Эмма таращится на меня.

– Я... прости. Я не знаю, что сказать.

– Ты не должна извиняться. Дело не в тебе. Дело во всех.

– А тот другой мальчик... с которым ты дрался. Кто он?

Каждый раз, как я вспоминаю об этом, мои плечи напрягаются.

– Мэтью. Он на опеке. Живет с нами всего несколько дней.

– Так... что он...

– Перестань. – Я бросаю на нее короткий взгляд. Весь этот разговор подстегивает меня, а я и так уже был на пределе этим утром. – Я рад отвлечь тебя разговором, если это то, что тебе действительно нужно, но это ты рыдала у меня на груди в коридоре.

Ее глаза широко распахиваются от удивления, но затем она поворачивается к окну.

Явный отказ говорить.

– Если не хочешь со мной разговаривать, зачем залезла в машину?

Эмма поворачивается, чтобы посмотреть мне в глаза.

– Ладно. У тебя есть какая-нибудь хорошая, обнадеживающая цитата из Библии о разводе?

Ее слова – словно направленное на меня заряженное ружье. Я не могу говорить.

Эмма тоже молчит. Она, кажется, даже не понимает, какую весомость имеют ее слова.

Несколько миль мы едем молча. Уязвимость и стыд сменяет гнев, который наполняет салон машины.

– Чего ты от меня хочешь? – наконец спрашиваю я.

– Я не хочу говорить о своих родителях.

Я бросаю на нее взгляд. Она все еще смотрит в окно. Руки скрещены на груди.

Я уже чувствую себя закрытым ото всех людей в моей жизни, но это кажется преднамеренным. Я рассказал ей о сообщениях моего отца. С ней я чувствовал себя в безопасности.

Я думал, что она тоже чувствует себя в безопасности со мной.

Я стараюсь стряхнуть с себя наваждение. Я облажался. Я стискиваю челюсти.

– В смысле, ты хочешь, чтобы я ехал дальше?

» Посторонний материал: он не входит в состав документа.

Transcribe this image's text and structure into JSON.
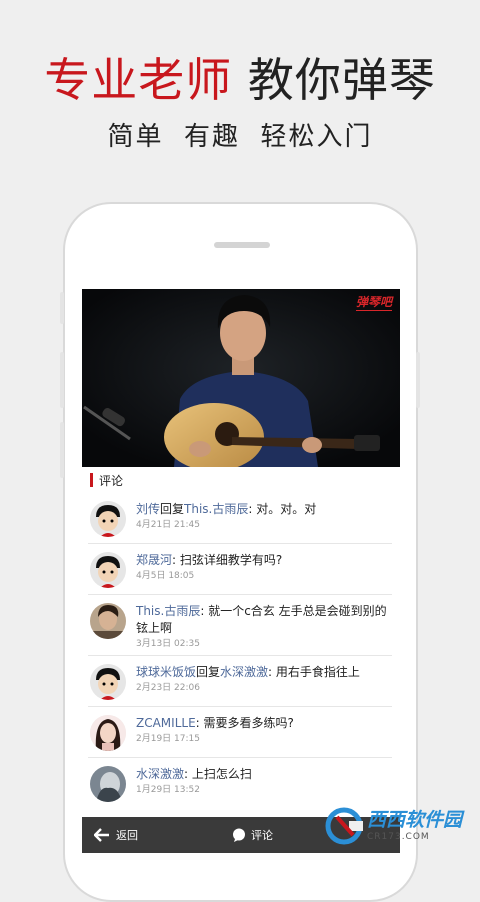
{
  "promo": {
    "headline_red": "专业老师",
    "headline_dark": "教你弹琴",
    "subline": "简单  有趣  轻松入门"
  },
  "video": {
    "brand_logo": "弹琴吧"
  },
  "comments_section": {
    "title": "评论",
    "items": [
      {
        "name": "刘传",
        "reply_text": "回复",
        "reply_to": "This.古雨辰",
        "text": ": 对。对。对",
        "time": "4月21日 21:45",
        "avatar": "cartoon-avatar"
      },
      {
        "name": "郑晟河",
        "reply_text": "",
        "reply_to": "",
        "text": ": 扫弦详细教学有吗?",
        "time": "4月5日 18:05",
        "avatar": "cartoon-avatar"
      },
      {
        "name": "This.古雨辰",
        "reply_text": "",
        "reply_to": "",
        "text": ": 就一个c合玄 左手总是会碰到别的铉上啊",
        "time": "3月13日 02:35",
        "avatar": "photo-avatar"
      },
      {
        "name": "球球米饭饭",
        "reply_text": "回复",
        "reply_to": "水深激激",
        "text": ": 用右手食指往上",
        "time": "2月23日 22:06",
        "avatar": "cartoon-avatar"
      },
      {
        "name": "ZCAMILLE",
        "reply_text": "",
        "reply_to": "",
        "text": ": 需要多看多练吗?",
        "time": "2月19日 17:15",
        "avatar": "girl-avatar"
      },
      {
        "name": "水深激激",
        "reply_text": "",
        "reply_to": "",
        "text": ": 上扫怎么扫",
        "time": "1月29日 13:52",
        "avatar": "photo-avatar"
      }
    ]
  },
  "bottom_bar": {
    "back_label": "返回",
    "comment_label": "评论"
  },
  "watermark": {
    "big": "西西软件园",
    "small": "CR173.COM"
  },
  "colors": {
    "accent_red": "#c8171d",
    "name_blue": "#4f6a9a"
  }
}
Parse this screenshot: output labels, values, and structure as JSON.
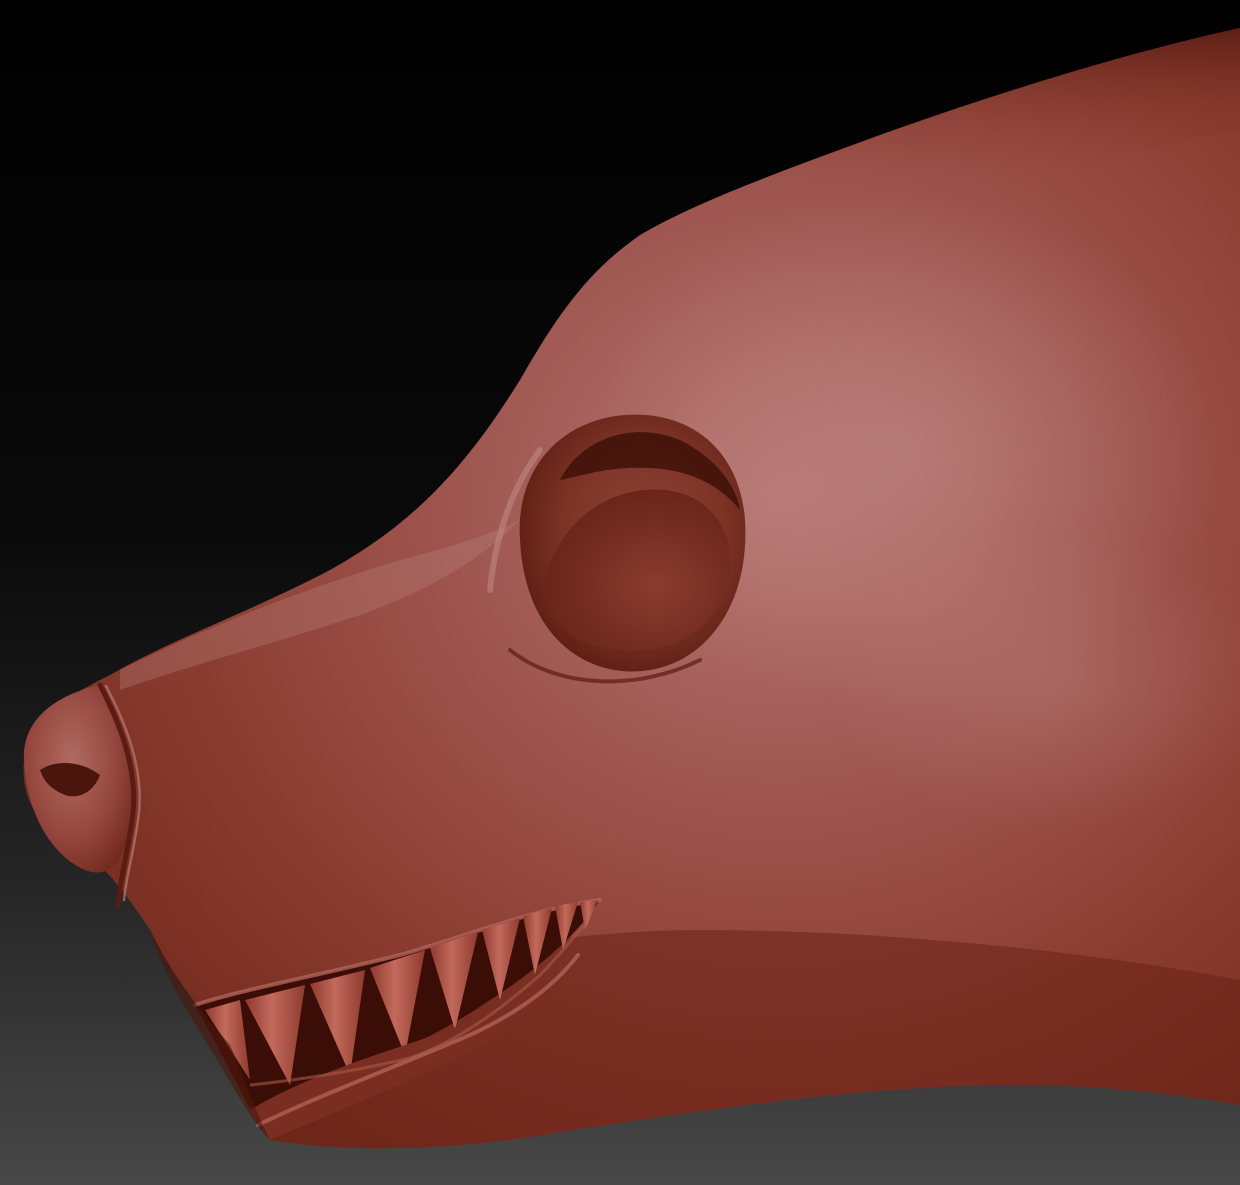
{
  "scene": {
    "subject": "sculpted-creature-head",
    "view": "side-profile-facing-left",
    "material": "clay-red-matcap"
  },
  "colors": {
    "background_top": "#000000",
    "background_mid": "#1e1e1e",
    "background_bottom": "#474747",
    "clay_light": "#b97a78",
    "clay_mid": "#9a4b42",
    "clay_base": "#8a3b2e",
    "clay_dark": "#6b2418",
    "clay_shadow": "#4a150c",
    "mouth_interior": "#3a0d06",
    "teeth": "#a84536",
    "teeth_highlight": "#c46a5c"
  }
}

– Просто отвези меня обратно в школу.

– Ладно.

– Ладно.

Дождь прекращается, когда я заезжаю на парковочное место. Нам приходится припарковаться далеко сзади, потому что большинство парковочных мест теперь занято студентами.

Выбравшись из машины, Эмма направляется к главному входу.

Я иду к боковому.

Я ее не останавливаю. Она не останавливает меня.

Мы идем каждый своим путем.

И каким-то образом я чувствую, что проблем навалилось еще больше, чем было до того.